Planned Parenthood receives over $500 million a year from the federal government, and over 94 percent of the pregnant woman who use their services get an abortion. Cleaver criticized conservative opposition to the taxpayer funding of Planned Parenthood.

"When you debate the allocation to Planned Parenthood, the debate on the floor is going to be about abortion, in spite of the fact that abortion is not in the bill and that we can't give federal money for abortion," Cleaver said. "The money when we debate that is on the services for women, or for poor women who can't get the services elsewhere, not abortions. But if you tune in, the debate will be about abortions. Why? Because they can get some votes."

Clyburn, who once had aspirations of going to seminary school to become a minister and is now the chair of the Democratic Faith Working Group, explained that his faith is always always on display in his work in Congress. After graduating from college and having lost the desire to go to seminary school, Clyburn said that his father offered him encouraging words that he has always held close to his heart: "the world would rather see your sermon, than hear one."

Compelled by the second chapter of James, Clyburn has also been a strong advocate for providing for the indigent.

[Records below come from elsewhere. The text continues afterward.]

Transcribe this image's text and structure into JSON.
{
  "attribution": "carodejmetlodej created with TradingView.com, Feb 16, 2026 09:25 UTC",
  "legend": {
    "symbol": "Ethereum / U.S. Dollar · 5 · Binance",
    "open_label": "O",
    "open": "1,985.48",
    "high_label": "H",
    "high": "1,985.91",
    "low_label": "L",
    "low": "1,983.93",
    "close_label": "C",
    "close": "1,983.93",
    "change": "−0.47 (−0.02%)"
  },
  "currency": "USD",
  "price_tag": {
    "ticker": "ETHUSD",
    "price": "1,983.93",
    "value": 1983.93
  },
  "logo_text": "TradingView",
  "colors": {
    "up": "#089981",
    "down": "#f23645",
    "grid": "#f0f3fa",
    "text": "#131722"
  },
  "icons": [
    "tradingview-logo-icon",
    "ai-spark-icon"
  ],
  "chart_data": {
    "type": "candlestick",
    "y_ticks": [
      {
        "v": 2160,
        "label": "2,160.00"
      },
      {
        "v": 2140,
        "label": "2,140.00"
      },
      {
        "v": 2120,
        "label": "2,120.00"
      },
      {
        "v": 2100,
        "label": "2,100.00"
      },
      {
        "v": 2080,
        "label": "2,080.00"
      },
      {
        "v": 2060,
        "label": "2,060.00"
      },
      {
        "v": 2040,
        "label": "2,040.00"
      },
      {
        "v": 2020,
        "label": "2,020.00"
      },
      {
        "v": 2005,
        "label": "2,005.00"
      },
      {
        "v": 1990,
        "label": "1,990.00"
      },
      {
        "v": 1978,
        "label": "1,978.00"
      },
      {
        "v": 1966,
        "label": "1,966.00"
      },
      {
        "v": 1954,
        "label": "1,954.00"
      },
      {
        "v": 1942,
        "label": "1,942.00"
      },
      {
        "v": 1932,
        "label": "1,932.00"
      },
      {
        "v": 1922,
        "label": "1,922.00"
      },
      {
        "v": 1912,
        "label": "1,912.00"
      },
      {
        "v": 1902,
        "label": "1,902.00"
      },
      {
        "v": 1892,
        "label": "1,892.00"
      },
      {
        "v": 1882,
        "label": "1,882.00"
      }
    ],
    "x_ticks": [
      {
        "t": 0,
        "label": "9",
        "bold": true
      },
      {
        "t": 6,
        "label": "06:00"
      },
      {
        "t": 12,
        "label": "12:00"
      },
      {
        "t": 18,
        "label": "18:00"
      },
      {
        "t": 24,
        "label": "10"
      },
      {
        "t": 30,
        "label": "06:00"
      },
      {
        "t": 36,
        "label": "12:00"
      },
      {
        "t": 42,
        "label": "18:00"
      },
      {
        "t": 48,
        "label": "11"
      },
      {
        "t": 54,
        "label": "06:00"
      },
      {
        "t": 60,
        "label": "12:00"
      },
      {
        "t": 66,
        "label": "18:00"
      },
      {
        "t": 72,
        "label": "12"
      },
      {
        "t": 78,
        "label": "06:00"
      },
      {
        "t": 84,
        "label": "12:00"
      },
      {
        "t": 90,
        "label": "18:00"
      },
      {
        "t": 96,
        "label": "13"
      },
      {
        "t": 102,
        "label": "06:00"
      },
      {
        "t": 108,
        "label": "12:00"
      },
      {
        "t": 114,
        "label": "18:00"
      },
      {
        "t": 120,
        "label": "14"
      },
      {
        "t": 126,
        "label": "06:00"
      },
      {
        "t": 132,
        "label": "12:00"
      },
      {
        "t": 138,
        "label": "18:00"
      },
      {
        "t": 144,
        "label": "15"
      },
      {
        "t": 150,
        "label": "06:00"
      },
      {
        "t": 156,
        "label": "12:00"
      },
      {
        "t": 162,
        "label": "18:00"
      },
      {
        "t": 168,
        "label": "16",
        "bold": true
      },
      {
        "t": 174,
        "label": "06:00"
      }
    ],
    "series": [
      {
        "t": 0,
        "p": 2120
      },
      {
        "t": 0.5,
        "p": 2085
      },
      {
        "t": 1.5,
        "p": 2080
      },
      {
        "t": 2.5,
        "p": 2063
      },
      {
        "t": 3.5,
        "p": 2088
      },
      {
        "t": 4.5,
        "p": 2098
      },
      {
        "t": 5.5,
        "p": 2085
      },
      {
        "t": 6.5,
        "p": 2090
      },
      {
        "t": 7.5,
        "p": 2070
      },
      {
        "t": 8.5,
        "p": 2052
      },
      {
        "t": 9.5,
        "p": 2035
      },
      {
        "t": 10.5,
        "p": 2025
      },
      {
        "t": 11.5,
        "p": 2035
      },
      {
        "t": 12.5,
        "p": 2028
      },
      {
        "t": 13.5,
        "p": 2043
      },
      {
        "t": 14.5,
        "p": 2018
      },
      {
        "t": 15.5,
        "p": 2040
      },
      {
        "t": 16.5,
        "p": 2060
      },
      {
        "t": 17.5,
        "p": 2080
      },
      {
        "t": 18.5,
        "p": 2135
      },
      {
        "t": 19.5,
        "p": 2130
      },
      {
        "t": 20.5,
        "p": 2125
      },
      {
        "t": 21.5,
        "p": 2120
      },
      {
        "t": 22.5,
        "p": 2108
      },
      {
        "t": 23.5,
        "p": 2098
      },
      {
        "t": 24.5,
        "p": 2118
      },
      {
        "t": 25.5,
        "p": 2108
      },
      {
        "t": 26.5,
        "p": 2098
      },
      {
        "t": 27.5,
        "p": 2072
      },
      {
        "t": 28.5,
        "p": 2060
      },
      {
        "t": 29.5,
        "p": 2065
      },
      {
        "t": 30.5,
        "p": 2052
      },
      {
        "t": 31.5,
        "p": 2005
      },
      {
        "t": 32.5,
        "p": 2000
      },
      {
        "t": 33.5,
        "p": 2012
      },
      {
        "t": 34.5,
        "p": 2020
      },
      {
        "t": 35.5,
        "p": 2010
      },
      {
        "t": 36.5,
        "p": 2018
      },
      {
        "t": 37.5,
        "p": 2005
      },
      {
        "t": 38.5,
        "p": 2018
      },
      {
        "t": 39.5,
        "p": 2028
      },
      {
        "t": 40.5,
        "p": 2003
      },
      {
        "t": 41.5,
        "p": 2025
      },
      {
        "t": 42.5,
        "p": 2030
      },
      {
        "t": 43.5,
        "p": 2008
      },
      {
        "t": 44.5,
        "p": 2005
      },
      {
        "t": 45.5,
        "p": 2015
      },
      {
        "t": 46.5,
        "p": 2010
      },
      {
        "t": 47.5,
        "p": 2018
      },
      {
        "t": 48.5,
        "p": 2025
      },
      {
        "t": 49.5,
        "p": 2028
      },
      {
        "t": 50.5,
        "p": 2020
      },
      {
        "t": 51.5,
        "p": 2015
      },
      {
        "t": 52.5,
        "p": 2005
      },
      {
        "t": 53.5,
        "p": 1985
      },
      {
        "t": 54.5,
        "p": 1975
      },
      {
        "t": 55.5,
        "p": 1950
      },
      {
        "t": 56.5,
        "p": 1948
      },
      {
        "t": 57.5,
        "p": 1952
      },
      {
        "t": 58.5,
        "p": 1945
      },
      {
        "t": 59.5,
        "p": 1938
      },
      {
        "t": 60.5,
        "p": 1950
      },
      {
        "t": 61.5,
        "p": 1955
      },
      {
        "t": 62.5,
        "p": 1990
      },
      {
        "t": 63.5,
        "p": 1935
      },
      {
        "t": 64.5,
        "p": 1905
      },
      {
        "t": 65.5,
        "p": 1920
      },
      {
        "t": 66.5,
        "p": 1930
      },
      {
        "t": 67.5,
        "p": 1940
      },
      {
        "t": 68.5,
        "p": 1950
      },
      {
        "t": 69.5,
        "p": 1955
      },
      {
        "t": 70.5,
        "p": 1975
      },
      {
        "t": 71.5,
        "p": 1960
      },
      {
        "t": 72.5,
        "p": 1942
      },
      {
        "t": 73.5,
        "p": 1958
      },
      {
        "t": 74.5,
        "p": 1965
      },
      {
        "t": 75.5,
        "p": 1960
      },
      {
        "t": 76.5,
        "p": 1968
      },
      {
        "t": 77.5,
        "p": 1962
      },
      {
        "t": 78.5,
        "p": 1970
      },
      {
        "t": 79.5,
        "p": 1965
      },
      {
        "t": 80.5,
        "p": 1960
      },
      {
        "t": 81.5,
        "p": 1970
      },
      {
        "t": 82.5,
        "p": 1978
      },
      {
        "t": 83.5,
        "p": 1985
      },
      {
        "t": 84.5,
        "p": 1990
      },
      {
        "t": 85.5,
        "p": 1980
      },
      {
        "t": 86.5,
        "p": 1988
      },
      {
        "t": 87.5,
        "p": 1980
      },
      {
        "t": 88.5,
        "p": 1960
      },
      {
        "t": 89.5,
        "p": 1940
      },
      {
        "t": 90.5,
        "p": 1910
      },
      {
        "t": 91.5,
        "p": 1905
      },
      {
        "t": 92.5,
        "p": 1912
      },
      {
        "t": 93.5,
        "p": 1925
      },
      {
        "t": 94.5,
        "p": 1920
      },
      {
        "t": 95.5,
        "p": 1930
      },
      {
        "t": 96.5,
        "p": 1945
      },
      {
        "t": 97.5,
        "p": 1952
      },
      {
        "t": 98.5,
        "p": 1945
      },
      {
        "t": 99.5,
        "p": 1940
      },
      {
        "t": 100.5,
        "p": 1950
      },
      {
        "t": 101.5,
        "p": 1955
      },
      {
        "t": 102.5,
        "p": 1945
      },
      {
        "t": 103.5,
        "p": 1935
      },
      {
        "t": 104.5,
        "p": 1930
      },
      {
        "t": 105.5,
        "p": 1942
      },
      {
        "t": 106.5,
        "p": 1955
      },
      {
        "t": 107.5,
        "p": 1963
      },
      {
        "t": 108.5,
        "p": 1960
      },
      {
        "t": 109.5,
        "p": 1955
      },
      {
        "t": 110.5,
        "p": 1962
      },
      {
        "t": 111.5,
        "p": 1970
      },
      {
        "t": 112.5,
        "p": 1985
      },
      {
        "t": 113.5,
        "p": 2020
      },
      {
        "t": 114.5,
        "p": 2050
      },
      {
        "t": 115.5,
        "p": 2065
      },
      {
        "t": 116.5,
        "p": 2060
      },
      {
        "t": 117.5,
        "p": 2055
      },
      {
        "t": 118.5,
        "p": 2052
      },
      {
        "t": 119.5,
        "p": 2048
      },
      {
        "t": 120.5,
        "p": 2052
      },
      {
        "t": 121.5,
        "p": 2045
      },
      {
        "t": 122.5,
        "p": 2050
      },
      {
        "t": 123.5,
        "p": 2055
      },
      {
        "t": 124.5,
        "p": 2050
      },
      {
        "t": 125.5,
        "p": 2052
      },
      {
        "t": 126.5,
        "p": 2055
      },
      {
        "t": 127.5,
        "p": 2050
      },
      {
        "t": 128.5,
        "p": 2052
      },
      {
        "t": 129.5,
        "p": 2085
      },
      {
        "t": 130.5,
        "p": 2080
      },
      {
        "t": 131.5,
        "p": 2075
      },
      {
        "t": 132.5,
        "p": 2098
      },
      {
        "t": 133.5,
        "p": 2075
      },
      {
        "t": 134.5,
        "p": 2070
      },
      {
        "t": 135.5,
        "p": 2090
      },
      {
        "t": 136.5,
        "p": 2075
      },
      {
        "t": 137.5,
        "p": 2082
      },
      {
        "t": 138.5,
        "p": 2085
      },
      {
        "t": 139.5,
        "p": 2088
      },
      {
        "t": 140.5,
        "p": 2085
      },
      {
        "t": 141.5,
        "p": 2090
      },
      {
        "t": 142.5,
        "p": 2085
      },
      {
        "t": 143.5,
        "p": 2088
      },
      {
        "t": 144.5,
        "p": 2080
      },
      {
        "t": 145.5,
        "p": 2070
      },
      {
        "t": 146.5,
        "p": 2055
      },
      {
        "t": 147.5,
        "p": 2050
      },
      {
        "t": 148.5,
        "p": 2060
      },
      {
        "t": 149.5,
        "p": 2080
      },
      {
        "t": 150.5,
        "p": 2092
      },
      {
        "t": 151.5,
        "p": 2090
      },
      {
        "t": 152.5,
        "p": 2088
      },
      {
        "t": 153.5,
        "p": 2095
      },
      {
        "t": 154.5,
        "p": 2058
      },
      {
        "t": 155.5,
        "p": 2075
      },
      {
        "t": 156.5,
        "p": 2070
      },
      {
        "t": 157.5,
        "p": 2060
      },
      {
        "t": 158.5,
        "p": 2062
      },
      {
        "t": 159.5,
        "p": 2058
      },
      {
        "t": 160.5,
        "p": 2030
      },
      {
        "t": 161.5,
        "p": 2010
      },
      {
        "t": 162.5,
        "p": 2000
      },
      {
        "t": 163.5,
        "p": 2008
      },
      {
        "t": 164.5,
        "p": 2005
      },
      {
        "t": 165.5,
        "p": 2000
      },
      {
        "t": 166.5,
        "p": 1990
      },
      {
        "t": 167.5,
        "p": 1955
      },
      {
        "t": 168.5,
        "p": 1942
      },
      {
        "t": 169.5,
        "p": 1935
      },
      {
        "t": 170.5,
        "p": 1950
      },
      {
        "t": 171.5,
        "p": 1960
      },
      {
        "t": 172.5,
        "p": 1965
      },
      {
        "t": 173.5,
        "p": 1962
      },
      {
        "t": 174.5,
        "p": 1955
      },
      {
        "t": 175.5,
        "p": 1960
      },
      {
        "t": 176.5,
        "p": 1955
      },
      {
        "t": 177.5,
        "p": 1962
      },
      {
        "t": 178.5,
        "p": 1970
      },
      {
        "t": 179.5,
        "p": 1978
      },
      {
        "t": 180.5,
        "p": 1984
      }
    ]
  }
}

"If your brother or sister comes to you unrelenting, it is not enough to tell them to go in faith, you have to feed them you have to clothe them because faith without works is dead," Clyburn said in quoting the Scripture. "That to me is what drives me to this day. When my daddy freed me, he just told me that I shouldn't feel bound by our discussions about going to the seminary but to make sure that people saw in my work a sermon. And everyone of those works, those sermons are based up the second chapter of James."

Rep. David Price, D-North Carolina, said that he and many other members of Congress rarely invoke faith in making public policy decisions but thinks that the "religious consequences" should be taken more seriously by Congress before voting on legislation.

"I very seldom invoke my own seminary background in this place. It's not publicly the strongest credential that one could bring," Price said. "The harder work of thinking something out completely and thinking of the possible consequences of alternative courses of action, that's a challenge around here and is not usually done explicitly in religious terms."